Member of West Bengal Legislative Assembly
- In office 2016–2021
- Preceded by: Noor Alam Chowdhury
- Succeeded by: Dr. Mosarraf Hossain
- Constituency: Murarai

Personal details
- Born: January 21, 1961 Duria, Birbhum district, West Bengal
- Died: 17 April, 2021 (age 60) Kolkata, West Bengal, India
- Party: Trinamool Congress
- Alma mater: CMJ University

= Abdur Rahaman Liton =

West Bengal politician

Abdur Rahaman Liton (1958 – 2021) was an Indian social worker and politician belonging to the Trinamool Congress. He served as a member of the West Bengal Legislative Assembly.

==Early life and family==
Abdur Rahaman Liton was born in 1958 to a Bengali Muslim family in the village of Duria in Birbhum district, West Bengal.

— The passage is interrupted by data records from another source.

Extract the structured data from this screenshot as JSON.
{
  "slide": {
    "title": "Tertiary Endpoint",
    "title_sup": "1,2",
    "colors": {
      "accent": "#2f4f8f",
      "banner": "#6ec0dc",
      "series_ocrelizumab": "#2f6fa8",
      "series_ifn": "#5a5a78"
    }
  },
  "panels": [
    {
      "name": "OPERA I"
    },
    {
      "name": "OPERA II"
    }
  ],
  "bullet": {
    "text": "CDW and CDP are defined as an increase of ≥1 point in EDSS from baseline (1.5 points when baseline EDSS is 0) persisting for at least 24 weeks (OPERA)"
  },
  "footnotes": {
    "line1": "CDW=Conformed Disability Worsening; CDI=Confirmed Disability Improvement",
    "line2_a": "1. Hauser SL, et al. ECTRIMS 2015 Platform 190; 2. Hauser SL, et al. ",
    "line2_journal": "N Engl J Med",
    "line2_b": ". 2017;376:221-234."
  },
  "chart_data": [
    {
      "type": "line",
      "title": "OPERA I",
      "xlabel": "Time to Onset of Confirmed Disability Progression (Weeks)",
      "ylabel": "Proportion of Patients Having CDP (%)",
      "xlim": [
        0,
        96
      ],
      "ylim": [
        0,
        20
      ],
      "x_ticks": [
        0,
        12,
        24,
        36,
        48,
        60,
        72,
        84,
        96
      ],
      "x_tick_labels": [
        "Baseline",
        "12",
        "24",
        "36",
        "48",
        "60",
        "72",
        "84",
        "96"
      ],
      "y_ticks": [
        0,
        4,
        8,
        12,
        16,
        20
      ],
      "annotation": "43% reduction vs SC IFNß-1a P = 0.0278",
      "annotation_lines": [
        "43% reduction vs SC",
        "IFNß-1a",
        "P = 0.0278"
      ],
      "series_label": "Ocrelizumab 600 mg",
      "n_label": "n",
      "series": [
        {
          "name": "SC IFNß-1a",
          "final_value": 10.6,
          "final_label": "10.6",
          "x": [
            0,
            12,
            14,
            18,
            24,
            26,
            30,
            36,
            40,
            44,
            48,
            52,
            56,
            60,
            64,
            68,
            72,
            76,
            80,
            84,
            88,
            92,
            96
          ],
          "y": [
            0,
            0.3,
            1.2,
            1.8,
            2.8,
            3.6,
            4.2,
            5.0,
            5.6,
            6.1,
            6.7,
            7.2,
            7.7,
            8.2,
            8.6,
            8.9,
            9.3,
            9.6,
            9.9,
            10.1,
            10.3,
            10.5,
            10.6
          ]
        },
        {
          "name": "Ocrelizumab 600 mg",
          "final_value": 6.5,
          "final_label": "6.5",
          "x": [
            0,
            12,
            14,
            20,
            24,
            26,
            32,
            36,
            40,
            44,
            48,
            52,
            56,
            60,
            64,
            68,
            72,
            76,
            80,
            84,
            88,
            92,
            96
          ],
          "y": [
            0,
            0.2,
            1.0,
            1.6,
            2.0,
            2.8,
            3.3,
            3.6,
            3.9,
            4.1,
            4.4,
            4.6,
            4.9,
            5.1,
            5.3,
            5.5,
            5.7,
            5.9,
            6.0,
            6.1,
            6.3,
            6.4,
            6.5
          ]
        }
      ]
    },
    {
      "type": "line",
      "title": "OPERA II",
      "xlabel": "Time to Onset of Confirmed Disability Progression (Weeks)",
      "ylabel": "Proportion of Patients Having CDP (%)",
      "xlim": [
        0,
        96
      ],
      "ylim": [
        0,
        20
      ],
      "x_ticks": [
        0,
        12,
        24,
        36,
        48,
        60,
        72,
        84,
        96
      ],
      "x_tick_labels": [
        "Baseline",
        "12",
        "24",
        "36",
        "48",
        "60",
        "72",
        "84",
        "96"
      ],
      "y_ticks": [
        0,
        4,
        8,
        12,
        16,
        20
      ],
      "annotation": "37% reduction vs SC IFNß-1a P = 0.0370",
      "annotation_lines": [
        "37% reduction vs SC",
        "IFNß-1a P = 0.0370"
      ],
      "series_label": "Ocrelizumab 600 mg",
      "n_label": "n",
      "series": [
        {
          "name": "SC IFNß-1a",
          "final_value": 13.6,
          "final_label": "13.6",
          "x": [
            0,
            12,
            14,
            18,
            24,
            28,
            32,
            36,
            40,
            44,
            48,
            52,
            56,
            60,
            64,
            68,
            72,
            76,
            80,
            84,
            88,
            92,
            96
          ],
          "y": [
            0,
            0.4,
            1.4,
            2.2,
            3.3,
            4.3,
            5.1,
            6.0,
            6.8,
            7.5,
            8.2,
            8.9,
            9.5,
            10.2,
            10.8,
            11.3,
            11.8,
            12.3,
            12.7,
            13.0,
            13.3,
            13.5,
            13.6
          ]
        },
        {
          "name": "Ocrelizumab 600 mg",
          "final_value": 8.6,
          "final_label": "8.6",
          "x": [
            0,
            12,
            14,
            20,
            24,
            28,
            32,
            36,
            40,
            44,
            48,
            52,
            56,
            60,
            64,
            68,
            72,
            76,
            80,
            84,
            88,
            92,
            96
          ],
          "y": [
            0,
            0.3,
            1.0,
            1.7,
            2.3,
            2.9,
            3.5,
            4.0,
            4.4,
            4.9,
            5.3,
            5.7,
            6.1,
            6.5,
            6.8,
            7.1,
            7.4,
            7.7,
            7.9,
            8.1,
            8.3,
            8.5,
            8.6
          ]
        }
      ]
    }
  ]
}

He was the son of Abdur Rahim and obtained his Bachelor of Arts in political science from the CMJ University, Meghalaya in 2012.

==Career==
Liton contested in the 2016 West Bengal Legislative Assembly election where he ran as a Trinamool Congress candidate for Murarai Assembly constituency, winning against Congress politician Ali Mortuza Khan.